Art Deco might not have been colonial imitation, but it was certainly a copy of the style then in vogue in the West. If anything, a number of Hafeez Contractor’s designs are more original, or at least more unusual, than the buildings lining Oval Maidan and Marine Drive. The difference lies not in degree of mimesis, but in the fact that Bombay Art Deco displays excellent taste, and Hafeez Contractor’s buildings exemplify bad taste, precisely the kind of bad taste, in fact, that appeals to Indians, whether in Contractor’s ‘Bollywood-set spectacles’, or in Bollywood movies themselves. To say this is to come across as snobbish, but being snobbish is preferable to being plain inaccurate. Hafeez Contractor’s buildings do not present global Indians with fun-house imitations of the West from which uncomfortable Indian features have been erased. Rather, they cannily modify existing architectural styles to suit the bad taste of affluent Indians, which has roots deep in indigenous culture, in the love of surface ornament for example.

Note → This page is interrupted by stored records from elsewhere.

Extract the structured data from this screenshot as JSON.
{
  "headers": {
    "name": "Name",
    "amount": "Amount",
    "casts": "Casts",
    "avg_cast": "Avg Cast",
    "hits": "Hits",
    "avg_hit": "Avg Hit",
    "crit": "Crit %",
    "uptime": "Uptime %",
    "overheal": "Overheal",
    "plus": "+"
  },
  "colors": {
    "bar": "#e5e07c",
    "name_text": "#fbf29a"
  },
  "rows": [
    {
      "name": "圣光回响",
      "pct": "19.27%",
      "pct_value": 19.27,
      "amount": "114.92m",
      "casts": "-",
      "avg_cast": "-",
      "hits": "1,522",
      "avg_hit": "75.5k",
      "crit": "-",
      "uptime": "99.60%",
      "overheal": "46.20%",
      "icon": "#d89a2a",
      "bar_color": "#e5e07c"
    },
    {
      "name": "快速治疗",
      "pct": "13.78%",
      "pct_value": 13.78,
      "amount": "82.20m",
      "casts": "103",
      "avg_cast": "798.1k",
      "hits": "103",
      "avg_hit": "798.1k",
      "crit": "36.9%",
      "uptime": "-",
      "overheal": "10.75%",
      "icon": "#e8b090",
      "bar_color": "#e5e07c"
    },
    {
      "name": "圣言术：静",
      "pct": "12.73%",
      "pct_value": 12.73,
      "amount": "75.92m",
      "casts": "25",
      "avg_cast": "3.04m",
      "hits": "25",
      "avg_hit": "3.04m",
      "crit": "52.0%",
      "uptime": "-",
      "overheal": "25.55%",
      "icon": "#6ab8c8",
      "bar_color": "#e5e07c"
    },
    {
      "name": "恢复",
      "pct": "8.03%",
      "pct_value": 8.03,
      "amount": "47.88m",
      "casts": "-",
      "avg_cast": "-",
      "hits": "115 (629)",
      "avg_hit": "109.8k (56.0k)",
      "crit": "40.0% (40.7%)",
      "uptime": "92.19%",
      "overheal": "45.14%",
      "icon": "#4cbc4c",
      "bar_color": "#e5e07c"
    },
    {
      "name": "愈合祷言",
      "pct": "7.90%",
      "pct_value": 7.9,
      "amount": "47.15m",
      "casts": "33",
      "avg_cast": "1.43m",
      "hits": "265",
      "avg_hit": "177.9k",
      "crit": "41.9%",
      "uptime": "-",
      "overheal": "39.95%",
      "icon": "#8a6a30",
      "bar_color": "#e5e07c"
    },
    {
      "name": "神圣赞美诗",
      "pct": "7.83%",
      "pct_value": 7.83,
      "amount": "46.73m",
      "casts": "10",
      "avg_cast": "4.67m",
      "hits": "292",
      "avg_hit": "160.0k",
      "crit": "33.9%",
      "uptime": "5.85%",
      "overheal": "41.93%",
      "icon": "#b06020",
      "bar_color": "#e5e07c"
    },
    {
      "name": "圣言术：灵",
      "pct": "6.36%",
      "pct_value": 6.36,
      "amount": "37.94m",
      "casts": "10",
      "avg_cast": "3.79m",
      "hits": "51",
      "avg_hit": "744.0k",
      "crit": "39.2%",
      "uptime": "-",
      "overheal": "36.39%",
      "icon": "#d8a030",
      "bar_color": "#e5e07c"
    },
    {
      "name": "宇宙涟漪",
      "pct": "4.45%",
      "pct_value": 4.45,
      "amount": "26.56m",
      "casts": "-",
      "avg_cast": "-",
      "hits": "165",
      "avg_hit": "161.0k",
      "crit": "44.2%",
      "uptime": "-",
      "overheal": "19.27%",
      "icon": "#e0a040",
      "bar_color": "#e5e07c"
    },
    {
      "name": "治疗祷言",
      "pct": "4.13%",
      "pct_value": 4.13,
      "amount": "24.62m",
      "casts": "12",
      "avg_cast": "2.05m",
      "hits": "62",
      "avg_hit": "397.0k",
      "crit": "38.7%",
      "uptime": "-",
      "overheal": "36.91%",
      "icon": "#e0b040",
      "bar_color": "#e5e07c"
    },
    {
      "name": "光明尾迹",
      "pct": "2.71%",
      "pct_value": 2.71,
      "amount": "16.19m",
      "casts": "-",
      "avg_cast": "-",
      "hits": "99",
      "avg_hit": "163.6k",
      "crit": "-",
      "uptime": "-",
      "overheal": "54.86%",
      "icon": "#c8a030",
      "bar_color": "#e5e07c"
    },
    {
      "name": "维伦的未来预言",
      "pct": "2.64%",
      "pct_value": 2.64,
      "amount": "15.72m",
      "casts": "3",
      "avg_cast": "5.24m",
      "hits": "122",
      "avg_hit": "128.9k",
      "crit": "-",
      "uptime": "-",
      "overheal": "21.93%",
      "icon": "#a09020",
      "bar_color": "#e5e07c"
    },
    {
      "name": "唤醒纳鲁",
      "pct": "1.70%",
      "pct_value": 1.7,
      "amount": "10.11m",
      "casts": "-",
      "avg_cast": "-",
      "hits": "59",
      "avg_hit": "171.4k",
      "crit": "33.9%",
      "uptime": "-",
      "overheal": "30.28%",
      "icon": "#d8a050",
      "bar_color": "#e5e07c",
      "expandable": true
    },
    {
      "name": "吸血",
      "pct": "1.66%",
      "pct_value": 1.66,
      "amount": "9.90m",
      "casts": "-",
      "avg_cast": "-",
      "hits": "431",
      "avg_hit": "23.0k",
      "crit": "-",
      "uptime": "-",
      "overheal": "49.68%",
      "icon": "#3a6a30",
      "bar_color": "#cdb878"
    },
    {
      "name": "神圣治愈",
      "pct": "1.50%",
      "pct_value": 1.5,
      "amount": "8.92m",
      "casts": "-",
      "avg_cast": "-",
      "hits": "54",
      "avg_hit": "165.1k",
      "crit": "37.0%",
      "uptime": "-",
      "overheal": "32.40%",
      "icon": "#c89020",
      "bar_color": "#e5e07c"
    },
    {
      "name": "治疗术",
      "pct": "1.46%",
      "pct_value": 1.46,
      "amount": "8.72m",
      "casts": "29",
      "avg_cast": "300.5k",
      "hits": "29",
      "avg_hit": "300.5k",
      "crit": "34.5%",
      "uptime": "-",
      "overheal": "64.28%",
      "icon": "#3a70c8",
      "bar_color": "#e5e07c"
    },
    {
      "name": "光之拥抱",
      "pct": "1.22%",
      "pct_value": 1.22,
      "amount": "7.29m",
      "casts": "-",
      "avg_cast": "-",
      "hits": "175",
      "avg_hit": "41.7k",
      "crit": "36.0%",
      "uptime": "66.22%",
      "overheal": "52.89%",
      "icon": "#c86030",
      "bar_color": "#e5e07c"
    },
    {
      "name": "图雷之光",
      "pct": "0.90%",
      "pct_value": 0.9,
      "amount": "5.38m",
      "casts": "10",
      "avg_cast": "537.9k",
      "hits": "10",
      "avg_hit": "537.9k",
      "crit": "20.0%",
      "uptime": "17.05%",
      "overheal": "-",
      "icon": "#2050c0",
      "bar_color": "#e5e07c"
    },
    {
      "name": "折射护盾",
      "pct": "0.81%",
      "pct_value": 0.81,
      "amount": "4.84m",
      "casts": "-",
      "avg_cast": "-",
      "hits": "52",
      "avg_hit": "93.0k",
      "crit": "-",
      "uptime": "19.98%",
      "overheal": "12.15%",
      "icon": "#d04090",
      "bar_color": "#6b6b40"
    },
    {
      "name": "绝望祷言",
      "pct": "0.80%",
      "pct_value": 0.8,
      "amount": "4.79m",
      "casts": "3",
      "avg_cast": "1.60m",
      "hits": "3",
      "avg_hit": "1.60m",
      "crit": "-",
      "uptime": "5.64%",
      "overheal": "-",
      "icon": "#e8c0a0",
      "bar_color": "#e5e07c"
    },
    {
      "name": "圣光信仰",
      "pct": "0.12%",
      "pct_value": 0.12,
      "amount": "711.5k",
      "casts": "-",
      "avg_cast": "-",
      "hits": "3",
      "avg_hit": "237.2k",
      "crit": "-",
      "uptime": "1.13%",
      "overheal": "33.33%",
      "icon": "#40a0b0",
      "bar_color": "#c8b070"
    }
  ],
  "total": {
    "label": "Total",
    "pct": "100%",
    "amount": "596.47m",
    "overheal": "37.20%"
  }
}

Brook circles around the idea of an indigenous modernity, whether Indian, Russian, Chinese or Emirati, which would build on local traditions while guaranteeing individual freedom; but he never discusses in any detail what such modernity might look like. Brook blames liberalisation and its consequences for a number of the city’s least pleasant features—gated communities, proliferating slums, the breakdown of planning, the mania for renaming institutions as a substitute for developing new ones, and even the beggars on the Haji Ali causeway. However, most of these were present long before 1991, though population growth has exacerbated them. The harsh truth is that India has a very meagre tradition of urban planning. The subcontinent’s earliest civilisation is famed for its well laid out cities, but it was replaced by a society whose primary structuring principle was caste, and which, consequently, had little conception of the general good. Although some West Asian, mainly Persian, ideas percolated into Indian town planning, they never penetrated very deeply.

In contrast to India, as also Russia and the United Arab Emirates, China is heir to a glorious tradition of infrastructure building. Brook might be correct to reject the skyscrapers of Pudong, Shanghai’s newly built business district, as a soulless antithesis of the city’s Jazz Age buildings on the Bund, and to lament the Cultural Revolution’s erasure of traditional knowledge. What he does not recognise is the relationship of China’s current construction boom with the Great Wall (or Great Walls) and the Forbidden City. Tradition is not merely a matter of building in wood and bamboo, but also of the scope of imagination a culture permits itself, and the ability to execute projects on the most massive scale. Of course, China also executes people on a massive scale. The most pressing question in the world today, one which nobody can answer, is whether it will find a way to keep building and stop killing.